Ketevan (ქეთევანი; 1648 – 16 April 1719) was a princess (batonishvili) of the royal house of Kakheti, a kingdom in eastern Georgia. She was a daughter of Prince David of Kakheti and, by virtue of her marriages to Bagrat IV and Archil II, a queen consort of Imereti, a kingdom in western Georgia (1660–1661, 1678–1679, 1690–1691, 1695–1696, and 1698), and of Kakheti (1668–1675). In 1684 she accompanied her husband Archil in exile in Russia, where she was known as Tsaritsa Catherine of Imereti (Екатерина Давыдовна Имеретинская, Ekaterina Davydovna Imeretinskaya). She died in Moscow at the age of 71.

== Early life and first marriage ==
Ketevan was a daughter of Prince David of Kakheti and his wife, Helen Diasamidze. She was a granddaughter of King Teimuraz I of Kakheti on her father's side and grandniece of the catholicos of the Georgian Orthodox Church Eudemus I on her mother's side. Her father was killed in a battle with the Persians and their loyal Georgian nobles the same year she was born. Ketevan was reared by her aunt, Darejan, a consort of King Alexander III of Imereti. After Alexander's death on 1 March 1660, Darejan made all efforts to bring his heir and her step-son Bagrat V under her influence, marrying him to her niece Ketevan three days after Alexander's funeral. With Darejan unwilling to give up power, the tensions rose in the royal family. The queen dowager persuaded Bagrat to divorce Ketevan and suggested to the king that he should now marry her. As Bagrat rejected the offer, he was captured and blinded on Darejan's order. Darejan then married a local nobleman, Vakhtang Tchuchunaishvili, and made him king. The coup inaugurated nearly a century of anarchy in Imereti, which left the country in ruins.

== Second and third marriages ==
In 1661, Darejan, beleaguered by enemies from all sides, appealed to Vakhtang V, King of Kartli, for help, offering her niece Ketevan for Vakhtang V's son Archil, and her throne to Vakhtang himself. The deal did not materialize and Darejan, her husband Vakhtang, and Ketevan found themselves in captivity of the Ottoman pasha of Childir in Oltu. When in 1663 Archil, son of Vakhtang V, was deposed in Imereti and sent to Persia for confirmation as king of Kakheti, he decided to marry Ketevan in order to assert his claim to Imereti. Vakhtang V paid 20,000 silver kuruş to ransom Ketevan from the pasha. Archil, then king of Kakheti, wed Ketavan in Tbilisi on 22 March 1668. In 1675, Archil, at odds with the Persian grand vizier Shaykh Ali Khan Zanganeh, left Kakheti and launched a series of attempts to establish himself in Imereti.

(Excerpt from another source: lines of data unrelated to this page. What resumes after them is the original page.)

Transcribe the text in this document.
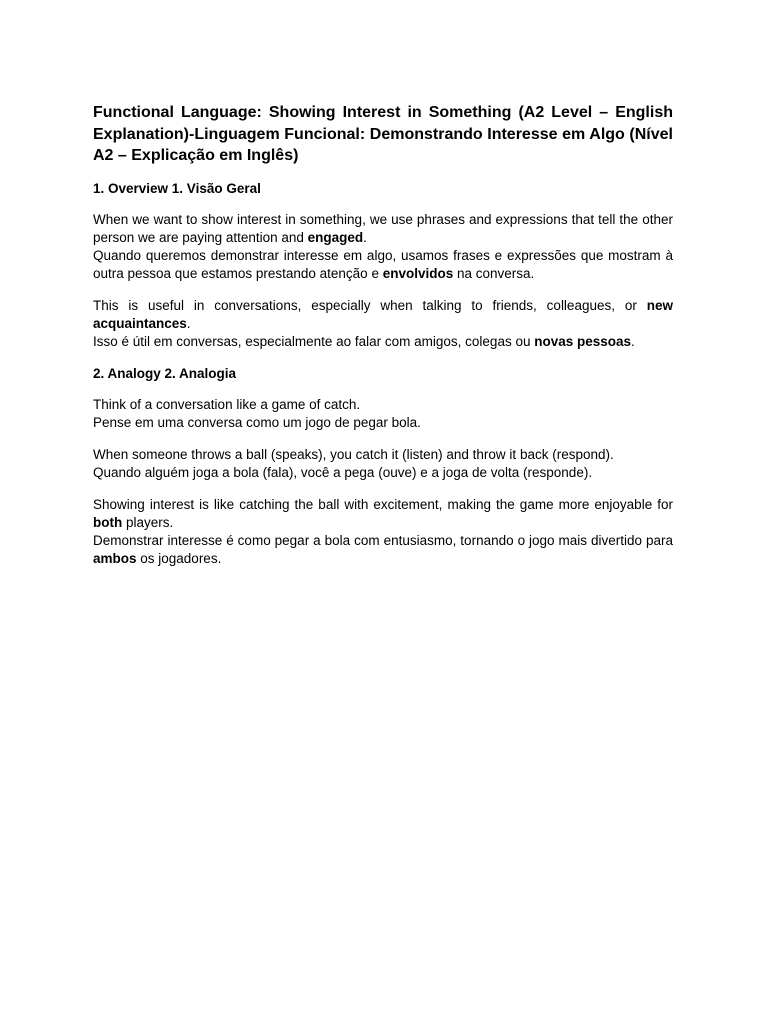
Functional Language: Showing Interest in Something (A2 Level – English Explanation)-Linguagem Funcional: Demonstrando Interesse em Algo (Nível A2 – Explicação em Inglês)
1. Overview 1. Visão Geral
When we want to show interest in something, we use phrases and expressions that tell the other person we are paying attention and engaged.
Quando queremos demonstrar interesse em algo, usamos frases e expressões que mostram à outra pessoa que estamos prestando atenção e envolvidos na conversa.
This is useful in conversations, especially when talking to friends, colleagues, or new acquaintances.
Isso é útil em conversas, especialmente ao falar com amigos, colegas ou novas pessoas.
2. Analogy 2. Analogia
Think of a conversation like a game of catch.
Pense em uma conversa como um jogo de pegar bola.
When someone throws a ball (speaks), you catch it (listen) and throw it back (respond).
Quando alguém joga a bola (fala), você a pega (ouve) e a joga de volta (responde).
Showing interest is like catching the ball with excitement, making the game more enjoyable for both players.
Demonstrar interesse é como pegar a bola com entusiasmo, tornando o jogo mais divertido para ambos os jogadores.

By 1699, Archil gave up all hopes of reclaiming Imereti and finally settled down in Russia, whose government had first granted him and his family asylum in 1686.

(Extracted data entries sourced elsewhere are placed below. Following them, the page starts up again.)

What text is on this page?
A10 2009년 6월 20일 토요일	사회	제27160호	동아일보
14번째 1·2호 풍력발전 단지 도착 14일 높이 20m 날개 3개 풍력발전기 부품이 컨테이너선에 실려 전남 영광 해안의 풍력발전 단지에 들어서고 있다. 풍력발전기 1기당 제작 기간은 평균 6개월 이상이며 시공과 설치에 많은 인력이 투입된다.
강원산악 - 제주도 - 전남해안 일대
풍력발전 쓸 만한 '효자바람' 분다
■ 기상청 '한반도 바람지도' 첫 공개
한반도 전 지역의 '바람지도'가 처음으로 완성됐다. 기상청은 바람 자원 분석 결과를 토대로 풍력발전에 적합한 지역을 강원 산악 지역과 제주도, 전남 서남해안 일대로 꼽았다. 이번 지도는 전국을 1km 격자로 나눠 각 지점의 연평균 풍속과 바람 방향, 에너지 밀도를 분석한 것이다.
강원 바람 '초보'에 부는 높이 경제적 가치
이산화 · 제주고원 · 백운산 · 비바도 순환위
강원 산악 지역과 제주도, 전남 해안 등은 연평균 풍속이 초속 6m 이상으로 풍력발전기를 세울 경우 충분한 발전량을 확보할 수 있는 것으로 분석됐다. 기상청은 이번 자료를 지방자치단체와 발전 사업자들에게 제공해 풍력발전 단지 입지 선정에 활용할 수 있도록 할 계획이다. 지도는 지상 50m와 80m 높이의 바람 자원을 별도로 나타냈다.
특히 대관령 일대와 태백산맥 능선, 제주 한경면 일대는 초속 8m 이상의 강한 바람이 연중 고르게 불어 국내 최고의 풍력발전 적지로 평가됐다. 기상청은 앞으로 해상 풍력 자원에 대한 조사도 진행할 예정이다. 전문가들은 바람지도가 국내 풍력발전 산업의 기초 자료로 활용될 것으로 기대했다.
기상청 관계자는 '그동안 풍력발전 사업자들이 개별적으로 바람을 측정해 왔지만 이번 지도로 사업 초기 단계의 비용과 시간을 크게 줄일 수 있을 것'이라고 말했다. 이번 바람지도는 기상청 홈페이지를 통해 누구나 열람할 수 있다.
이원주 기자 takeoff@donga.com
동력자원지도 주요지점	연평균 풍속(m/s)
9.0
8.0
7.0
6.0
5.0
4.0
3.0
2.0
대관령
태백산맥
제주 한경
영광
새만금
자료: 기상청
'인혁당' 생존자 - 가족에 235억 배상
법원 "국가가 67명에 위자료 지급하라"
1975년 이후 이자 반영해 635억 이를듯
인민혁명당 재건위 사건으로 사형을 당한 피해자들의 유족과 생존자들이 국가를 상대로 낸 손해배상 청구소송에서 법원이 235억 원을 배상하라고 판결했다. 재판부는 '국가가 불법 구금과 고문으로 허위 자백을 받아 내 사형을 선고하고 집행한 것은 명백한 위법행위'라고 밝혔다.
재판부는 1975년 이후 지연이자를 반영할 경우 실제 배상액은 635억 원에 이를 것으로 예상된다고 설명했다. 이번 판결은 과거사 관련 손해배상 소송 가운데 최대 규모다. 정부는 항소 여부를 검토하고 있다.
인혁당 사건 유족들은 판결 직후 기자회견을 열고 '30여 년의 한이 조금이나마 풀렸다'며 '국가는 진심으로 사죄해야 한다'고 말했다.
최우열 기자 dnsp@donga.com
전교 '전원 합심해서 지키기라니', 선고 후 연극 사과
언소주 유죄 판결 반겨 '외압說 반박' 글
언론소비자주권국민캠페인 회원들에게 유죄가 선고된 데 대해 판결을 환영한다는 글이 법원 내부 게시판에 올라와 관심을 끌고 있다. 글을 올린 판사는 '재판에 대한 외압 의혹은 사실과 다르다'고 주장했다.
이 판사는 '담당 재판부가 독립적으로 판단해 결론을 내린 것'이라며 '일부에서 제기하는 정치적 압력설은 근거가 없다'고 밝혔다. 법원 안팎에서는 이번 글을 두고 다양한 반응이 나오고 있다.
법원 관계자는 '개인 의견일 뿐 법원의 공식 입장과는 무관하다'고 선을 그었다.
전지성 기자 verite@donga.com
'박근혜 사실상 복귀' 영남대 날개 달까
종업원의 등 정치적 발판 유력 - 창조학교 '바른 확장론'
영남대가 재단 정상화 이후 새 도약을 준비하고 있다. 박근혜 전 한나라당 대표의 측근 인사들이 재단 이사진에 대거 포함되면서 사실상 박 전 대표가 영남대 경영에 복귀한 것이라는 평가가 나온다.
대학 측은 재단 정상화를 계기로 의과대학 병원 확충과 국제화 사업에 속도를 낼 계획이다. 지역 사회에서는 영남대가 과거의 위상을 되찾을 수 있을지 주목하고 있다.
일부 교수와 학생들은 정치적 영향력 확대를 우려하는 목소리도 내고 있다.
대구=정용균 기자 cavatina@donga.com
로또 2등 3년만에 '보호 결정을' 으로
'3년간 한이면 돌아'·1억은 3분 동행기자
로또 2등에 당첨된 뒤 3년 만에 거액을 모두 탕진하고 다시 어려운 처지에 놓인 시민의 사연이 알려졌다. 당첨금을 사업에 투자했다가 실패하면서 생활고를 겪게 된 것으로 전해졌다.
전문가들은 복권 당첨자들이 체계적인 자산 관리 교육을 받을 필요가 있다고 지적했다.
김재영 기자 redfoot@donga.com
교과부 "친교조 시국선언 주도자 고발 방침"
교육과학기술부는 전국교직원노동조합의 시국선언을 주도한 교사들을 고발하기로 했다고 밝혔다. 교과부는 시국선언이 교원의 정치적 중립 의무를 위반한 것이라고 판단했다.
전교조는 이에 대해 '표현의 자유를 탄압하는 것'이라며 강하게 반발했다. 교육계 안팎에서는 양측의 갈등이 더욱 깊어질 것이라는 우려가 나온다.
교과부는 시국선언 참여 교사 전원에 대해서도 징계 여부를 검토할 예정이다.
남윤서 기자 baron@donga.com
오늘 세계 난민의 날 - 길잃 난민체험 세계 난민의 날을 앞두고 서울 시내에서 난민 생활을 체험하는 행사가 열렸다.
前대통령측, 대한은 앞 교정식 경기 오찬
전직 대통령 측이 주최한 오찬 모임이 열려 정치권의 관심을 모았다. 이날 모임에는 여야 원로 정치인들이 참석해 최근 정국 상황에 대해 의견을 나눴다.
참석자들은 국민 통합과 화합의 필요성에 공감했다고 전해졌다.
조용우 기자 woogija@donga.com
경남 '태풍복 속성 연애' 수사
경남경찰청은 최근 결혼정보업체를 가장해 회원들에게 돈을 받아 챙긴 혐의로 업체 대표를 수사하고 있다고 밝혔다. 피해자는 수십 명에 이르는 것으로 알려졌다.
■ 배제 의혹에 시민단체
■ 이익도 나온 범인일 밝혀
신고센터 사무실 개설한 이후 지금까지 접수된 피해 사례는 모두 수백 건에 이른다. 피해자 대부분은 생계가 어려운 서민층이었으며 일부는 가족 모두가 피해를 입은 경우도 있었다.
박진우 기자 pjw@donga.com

== Later life and death ==
The couple's life in Russia was further marred in 1711 by the death of their last surviving son, Prince Alexander, who, a Russian artillery commander, had fallen in the hands of the victorious Swedes at Narva in 1700. On Archil's death in Moscow in 1713, with no surviving male children, Ketevan succeeded him as a steward of the estates granted upon the Georgian family by the Russian government, such as Vsekhsvyatskoye in the Moscow Governorate and Lyskovo in the Nizhny Novgorod Governorate. She died in Moscow on 16 April 1719 and was buried weeks later, due to a stormy flood, on 5 May 1719 at the Donskoy Monastery, alongside her husband. Archil's estates would pass, in 1724, to the family of his relative and yet another Georgian exile, Vakhtang VI.

== Children ==
Ketevan had children only by her marriage to Archil. These were one daughter and three sons:
- Princess Darejan, known in Russia as Darya Archilovna (1669 – 1740); she died unmarried and was buried at the Donskoy Monastery.
- Prince Alexander, known in Russia as Aleksandr Archilovich (1674 – 20 February 1711), a Russian army artillery commander under Peter the Great. He was married, with one daughter.
- Prince Mamuka, known in Russia as Matfey Archilovich (1676 – 23 March 1693); he died unmarried and was buried at the Donskoy Monastery.
- Prince David, known in Russia as David Archilovich (2 July 1682 – 24 October 1688); he died unmarried, buried at the Novodevichy Convent, and reburied in 1711 at the Donskoy Monastery.